Wannsee-Kladow und zurück: „Immer wie 'ne Urlaubsfahrt“

■ Eisbrecher „Kohlhase“ im Einsatz / Nicht nur Ausflügler bevölkern das Personenboot / Verkehrszähler testen die Akzeptanz

„Erst aussteigen, dann einsteigen“, maßregelt mich eine muffelige Frau, als sie von der Fähre kommt. Doch ihre üble Laune ist die Ausnahme. Die sechs Fahrgäste, die von Wannsee nach Kladow übersetzen, genießen trotz früher Stunde und Regen die Bootsfahrt. Zwanzig Minuten Muße, zurückgelehnt in die weichen Plastikbänke, die Zeitungen auf den Tischen ausgebreitet. Wie alte Bekannte begrüßt der Bootsmann Osman Cetin seine Passagiere, die ihm Monatskarten entgegenstrecken. Einmal stempeln, klatsch, ansonsten Ruhe.

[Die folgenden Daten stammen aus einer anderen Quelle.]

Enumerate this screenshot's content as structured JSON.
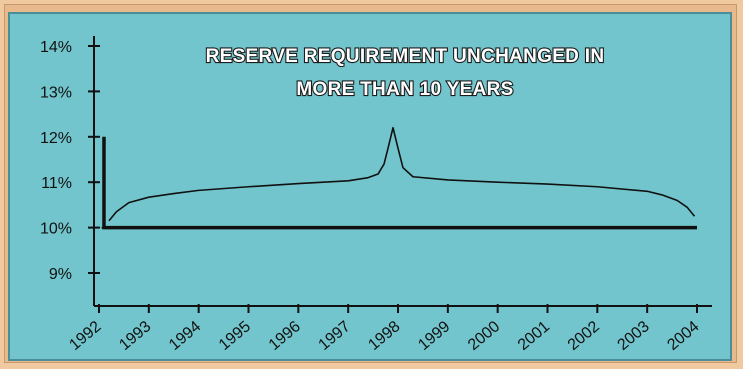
{
  "chart_data": {
    "type": "line",
    "title": [
      "RESERVE REQUIREMENT UNCHANGED IN",
      "MORE THAN 10 YEARS"
    ],
    "xlabel": "",
    "ylabel": "",
    "ylim": [
      9,
      14.3
    ],
    "xlim": [
      1992,
      2004
    ],
    "y_ticks": [
      9,
      10,
      11,
      12,
      13,
      14
    ],
    "y_tick_labels": [
      "9%",
      "10%",
      "11%",
      "12%",
      "13%",
      "14%"
    ],
    "x_ticks": [
      1992,
      1993,
      1994,
      1995,
      1996,
      1997,
      1998,
      1999,
      2000,
      2001,
      2002,
      2003,
      2004
    ],
    "x_tick_labels": [
      "1992",
      "1993",
      "1994",
      "1995",
      "1996",
      "1997",
      "1998",
      "1999",
      "2000",
      "2001",
      "2002",
      "2003",
      "2004"
    ],
    "series": [
      {
        "style": "thin-curve",
        "x": [
          1992.2,
          1992.35,
          1992.6,
          1993,
          1993.5,
          1994,
          1995,
          1996,
          1997,
          1997.4,
          1997.6,
          1997.72,
          1997.8,
          1997.9,
          1998,
          1998.1,
          1998.3,
          1999,
          2000,
          2001,
          2002,
          2003,
          2003.3,
          2003.6,
          2003.8,
          2003.95
        ],
        "y": [
          10.15,
          10.35,
          10.55,
          10.67,
          10.75,
          10.82,
          10.9,
          10.97,
          11.03,
          11.1,
          11.18,
          11.4,
          11.75,
          12.2,
          11.75,
          11.32,
          11.12,
          11.05,
          11.0,
          10.96,
          10.9,
          10.8,
          10.72,
          10.6,
          10.45,
          10.25
        ]
      },
      {
        "style": "thick-step",
        "x": [
          1992.1,
          1992.1,
          2004.0
        ],
        "y": [
          12.0,
          10.0,
          10.0
        ]
      }
    ],
    "reference_line": {
      "style": "dotted",
      "y": 10,
      "x_from": 1991.85,
      "x_to": 1992.1
    },
    "colors": {
      "background": "#72c5cc",
      "frame": "#e9b98e",
      "line": "#111111",
      "title_fill": "#ffffff",
      "title_outline": "#1c1c1c"
    },
    "grid": false,
    "legend": "none"
  }
}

Das Fährschiff „Kohlhase“ ist im Dienst der BVG unterwegs. Karl Heinz Günter tuckert seit vier Monaten den ganzen Tag hin und her. Er macht Statistik, und weil „Verkehrszähler immer zu zweit sind laut Vorschrift“, kann er mit seinem Kollegen Kaffee trinken. Noch bis September, bis das Sommerhalbjahr zu Ende ist, wird die „Akzeptanz der Fähre geprüft“. Begeistert von ihrem Dienst sind beide BVGler. „Heute morgen hab‘ ich ja nur zwei Striche gemacht, aber was meinen Sie, wie das bei schönem Wetter ist. Da kommen die Ausflügler ab 9 Uhr, und dann geht das Gerangel um die Plätze los. Die Senioren, die umsonst fahren können, wollen gar nicht mehr aufstehen. Aber das ja kein Ausflugsdampfer. Andere wollen auch mal oben sitzen.“ Nach so vielen Monaten Beobachtung kann Günter gleich den lebendigen Beweis herzitieren. „Das ist schon ärgerlich“, bestätigt ein weiblicher Fahrgast, „wenn ich das Auto stehenlasse und die Fähre mich dann stehenläßt.“ Ihr Ärger scheint schon vergessen, denn sie schwärmt: „Auf dem Schiff fühlt man sich nicht wie in Berlin, das ist immer wie 'ne Urlaubsfahrt.“

Seit sieben Jahren wohnt die Bauersfrau in Gatow und hat erst heute die Fähre entdeckt. „Also hier draußen in Kladow gibt's Sachen“, und weiter schnattert sie von den vorzügen, „frische Luft, frische Eier. In der Stadt habe ich ein Zeichen auf den Eierkarton gemacht, der stand nach zwei Wochen immer noch da.“

Langsam beschlagen im Inneren die Scheiben und trüben die Aussicht. Draußen trotzt ein Seniorenpaar dem Wetter im Regenschutz. „In Kladow ist es wunderbar, hier kann man leben wie im Wald. wir zelten so gern.“

Den besten Überblick hat Günter Seelin, der Kapitän. Zwischen Anzeigetafeln, Alpenveilchen, Fliegenpatsche und Seefunkgerät thront er überm Wannsee. Mit dem neuen Radar ist die Orientierung auch im Nebel kein Problem mehr. Und selbst bei Eis bis zu 20 cm gräbt sich „Kohlhase“ eine Fahrrinne zum anderen Ufer, denn ursprünglich ist die Fähre als Eisbrecher konstruiert und wurde erst später zum Personenboot ausgebaut. „Es ist nicht immer so schön wie heute“, sagt er, stellt die Scheibenwischer an und stützt die Hände auf den Bauch. Bei gutem Wetter kann ich die Finger nicht vom Gashebel lassen. Da können Sie von einem Boot aufs andere springen.“

Zurück am Bootssteg Wannsee macht die Fähre ein paar Minuten Pause, um die nächsten einzuladen. Noch warten die aufgemotzten Ausflugsdampfer auf Gäste. Doch was ist „Havelqueen“ gegen „Kohlhase“?